Krieg der Sterne

Die Tage las ich im Börsenblatt des deutschen Buchhandels eine rechtliche Beurteilung über das Gendern von Texten. Gemäß dem Motto „haben wir sonst keine Probleme“ schrieb ich einen Kommentar unter dem Artikel der nicht veröffentlicht wurde.

Wenn ich hier über den Krieg der Sterne lese, erinnere ich mich an Aussagen von Sarah Wagenknecht in einem Interviews mit der Weltwoche: „Das heisst, man beschäftigt sich obsessiv mit den Unterschieden zwischen Menschen unterschiedlicher Abstammung oder mit sexueller Orientierung. Nehmen wir Deutschland: Die SPD schuf als Regierungspartei einen riesigen Niedriglohnsektor. Vor allem Frauen und Nachfahren aus Einwandererfamilien werden seither in miserabel bezahlte Jobs abgedrängt. Gleichzeitig schafft man Stellen für Frauen- und Antidiskriminierungsbeauftragte, um das linke Gewissen zu beruhigen. Doch letzlich befördert man so die Ungleichheit, die man zu bekämpfen vorgibt.“

Nicht nur im Niedriglohnsektor kann die Frauenfeindlichkeit in unserer Gesellschaft beobachtet werden. SPD und Grüne haben auch ein Gesetz zur Legalisierung von Prostitution umgesetzt, so daß Deutschland das größten Bordell Europas ist. Trotz der zahlreichen Reportagen in den Medien, wollen die liberalen Linken von SPD/CDU und Grünen die dortige Unterdrückung der Frauen nicht beenden.

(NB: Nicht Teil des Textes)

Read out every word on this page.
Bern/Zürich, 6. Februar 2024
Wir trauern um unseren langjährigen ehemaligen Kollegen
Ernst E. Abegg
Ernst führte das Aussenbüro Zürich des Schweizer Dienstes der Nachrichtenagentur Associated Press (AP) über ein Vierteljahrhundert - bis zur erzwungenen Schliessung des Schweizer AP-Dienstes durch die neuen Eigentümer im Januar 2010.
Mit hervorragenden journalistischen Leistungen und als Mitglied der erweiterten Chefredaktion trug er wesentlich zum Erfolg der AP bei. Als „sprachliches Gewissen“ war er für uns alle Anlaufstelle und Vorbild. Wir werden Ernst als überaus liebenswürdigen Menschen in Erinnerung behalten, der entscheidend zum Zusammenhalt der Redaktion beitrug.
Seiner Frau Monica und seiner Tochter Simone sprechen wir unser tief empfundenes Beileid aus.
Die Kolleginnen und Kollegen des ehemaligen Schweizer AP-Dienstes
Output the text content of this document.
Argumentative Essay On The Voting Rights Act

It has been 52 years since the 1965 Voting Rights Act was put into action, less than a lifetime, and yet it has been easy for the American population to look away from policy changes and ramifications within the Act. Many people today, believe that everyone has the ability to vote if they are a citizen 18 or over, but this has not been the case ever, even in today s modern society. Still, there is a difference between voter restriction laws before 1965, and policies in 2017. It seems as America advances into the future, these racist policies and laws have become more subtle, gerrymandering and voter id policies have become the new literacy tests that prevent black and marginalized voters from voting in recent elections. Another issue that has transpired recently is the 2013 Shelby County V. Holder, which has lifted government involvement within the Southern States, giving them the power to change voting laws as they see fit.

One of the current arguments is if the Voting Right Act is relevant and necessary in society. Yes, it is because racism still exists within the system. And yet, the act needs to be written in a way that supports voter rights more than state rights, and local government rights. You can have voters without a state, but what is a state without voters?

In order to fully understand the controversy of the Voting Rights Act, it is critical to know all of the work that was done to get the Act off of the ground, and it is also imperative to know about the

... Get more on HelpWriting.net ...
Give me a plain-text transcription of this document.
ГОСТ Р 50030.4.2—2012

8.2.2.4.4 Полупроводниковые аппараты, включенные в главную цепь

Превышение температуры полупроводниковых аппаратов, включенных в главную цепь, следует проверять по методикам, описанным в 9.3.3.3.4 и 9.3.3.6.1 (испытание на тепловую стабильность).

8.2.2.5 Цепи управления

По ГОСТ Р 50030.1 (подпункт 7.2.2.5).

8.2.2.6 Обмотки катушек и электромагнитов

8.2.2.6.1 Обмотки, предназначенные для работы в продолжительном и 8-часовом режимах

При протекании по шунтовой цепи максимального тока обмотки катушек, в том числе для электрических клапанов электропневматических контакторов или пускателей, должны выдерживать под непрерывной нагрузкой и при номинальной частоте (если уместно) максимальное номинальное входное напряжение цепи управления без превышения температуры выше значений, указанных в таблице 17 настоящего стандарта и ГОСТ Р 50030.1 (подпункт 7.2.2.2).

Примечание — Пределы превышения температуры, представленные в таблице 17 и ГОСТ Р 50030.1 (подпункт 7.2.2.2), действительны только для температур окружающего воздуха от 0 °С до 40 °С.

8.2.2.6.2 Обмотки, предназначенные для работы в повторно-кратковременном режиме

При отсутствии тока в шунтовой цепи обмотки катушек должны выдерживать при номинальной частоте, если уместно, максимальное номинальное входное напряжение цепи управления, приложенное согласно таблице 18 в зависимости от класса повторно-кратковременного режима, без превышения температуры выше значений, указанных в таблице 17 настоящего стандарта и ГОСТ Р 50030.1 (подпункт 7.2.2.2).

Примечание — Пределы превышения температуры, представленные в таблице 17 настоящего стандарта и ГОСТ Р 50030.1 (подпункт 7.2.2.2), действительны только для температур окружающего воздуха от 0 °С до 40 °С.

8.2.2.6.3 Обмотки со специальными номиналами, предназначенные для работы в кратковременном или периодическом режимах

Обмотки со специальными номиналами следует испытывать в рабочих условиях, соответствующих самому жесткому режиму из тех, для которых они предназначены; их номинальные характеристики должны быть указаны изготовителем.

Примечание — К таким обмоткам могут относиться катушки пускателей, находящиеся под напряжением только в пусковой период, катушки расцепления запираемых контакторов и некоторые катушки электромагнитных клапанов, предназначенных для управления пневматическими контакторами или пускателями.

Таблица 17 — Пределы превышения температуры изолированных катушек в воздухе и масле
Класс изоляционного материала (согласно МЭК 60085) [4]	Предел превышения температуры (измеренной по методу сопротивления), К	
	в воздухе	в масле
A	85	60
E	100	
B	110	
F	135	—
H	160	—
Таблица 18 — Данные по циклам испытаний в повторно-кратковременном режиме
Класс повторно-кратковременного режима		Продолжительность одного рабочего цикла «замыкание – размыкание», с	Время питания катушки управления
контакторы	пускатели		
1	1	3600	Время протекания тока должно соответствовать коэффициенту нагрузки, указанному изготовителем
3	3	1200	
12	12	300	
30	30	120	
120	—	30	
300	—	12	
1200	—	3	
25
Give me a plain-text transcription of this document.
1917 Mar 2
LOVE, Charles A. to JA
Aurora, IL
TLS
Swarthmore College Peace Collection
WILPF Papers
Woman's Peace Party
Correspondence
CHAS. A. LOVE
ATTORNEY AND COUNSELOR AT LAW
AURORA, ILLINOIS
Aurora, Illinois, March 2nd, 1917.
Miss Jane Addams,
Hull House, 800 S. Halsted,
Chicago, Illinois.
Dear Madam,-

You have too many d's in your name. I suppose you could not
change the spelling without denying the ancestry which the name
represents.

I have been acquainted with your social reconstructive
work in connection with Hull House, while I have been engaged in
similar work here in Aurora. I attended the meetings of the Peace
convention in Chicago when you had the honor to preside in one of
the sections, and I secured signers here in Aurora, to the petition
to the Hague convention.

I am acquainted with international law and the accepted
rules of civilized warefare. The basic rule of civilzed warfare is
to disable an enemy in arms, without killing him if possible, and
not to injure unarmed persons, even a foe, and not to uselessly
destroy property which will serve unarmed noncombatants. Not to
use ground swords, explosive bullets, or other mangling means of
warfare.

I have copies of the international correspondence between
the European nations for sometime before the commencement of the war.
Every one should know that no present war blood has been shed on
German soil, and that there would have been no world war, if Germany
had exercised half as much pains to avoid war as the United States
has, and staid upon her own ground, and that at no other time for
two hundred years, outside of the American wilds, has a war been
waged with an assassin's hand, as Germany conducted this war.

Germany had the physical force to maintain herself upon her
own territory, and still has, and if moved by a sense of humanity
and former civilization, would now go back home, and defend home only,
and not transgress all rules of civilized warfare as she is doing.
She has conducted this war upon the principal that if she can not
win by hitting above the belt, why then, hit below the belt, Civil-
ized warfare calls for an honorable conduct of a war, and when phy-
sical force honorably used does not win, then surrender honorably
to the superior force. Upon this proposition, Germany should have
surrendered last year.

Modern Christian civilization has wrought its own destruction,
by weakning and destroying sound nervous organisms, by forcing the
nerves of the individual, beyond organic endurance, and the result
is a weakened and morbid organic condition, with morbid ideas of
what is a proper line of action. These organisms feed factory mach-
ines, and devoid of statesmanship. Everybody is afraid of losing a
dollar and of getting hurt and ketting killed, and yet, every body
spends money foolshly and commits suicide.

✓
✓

Die Frauenrechtlerin Ayaan Hirsi Ali, schreibt in ihrem neuen Buch, in dem es um Massenmigration, sexuelle Gewalt und Rechte von Frauen in Europa geht, daß der Anstieg der Sexualdelikte gegenüber Frauen um 41 Prozent in Deutschland seit 2015 zunahm. Frankreich um 17 Prozent, Schweden um 12 Prozent. Also die Länder, die die meisten jungen Männer unter 35 Jahren aus Ländern aufnahmen, in denen „Frauen nicht als gleichberechtigt oder nahezu gleichberechtigt gelten, wie es in Europa der Fall ist“, haben die meisten Opfer zu beklagen.

In keiner Zeit vorher wurden Frauen mehr unterdrückt als heute. In keiner Zeit zuvor wurde es perfekter vertuscht.

Es wäre auch eine Aufgabe von Verlagen, dieses Unrecht ins gesellschaftliche Bewußtsein zu tragen, statt mit einem Krieg der Sterne das linksliberale Gewissen zu beruhigen und von tatsächlichen Problemen abzulenken.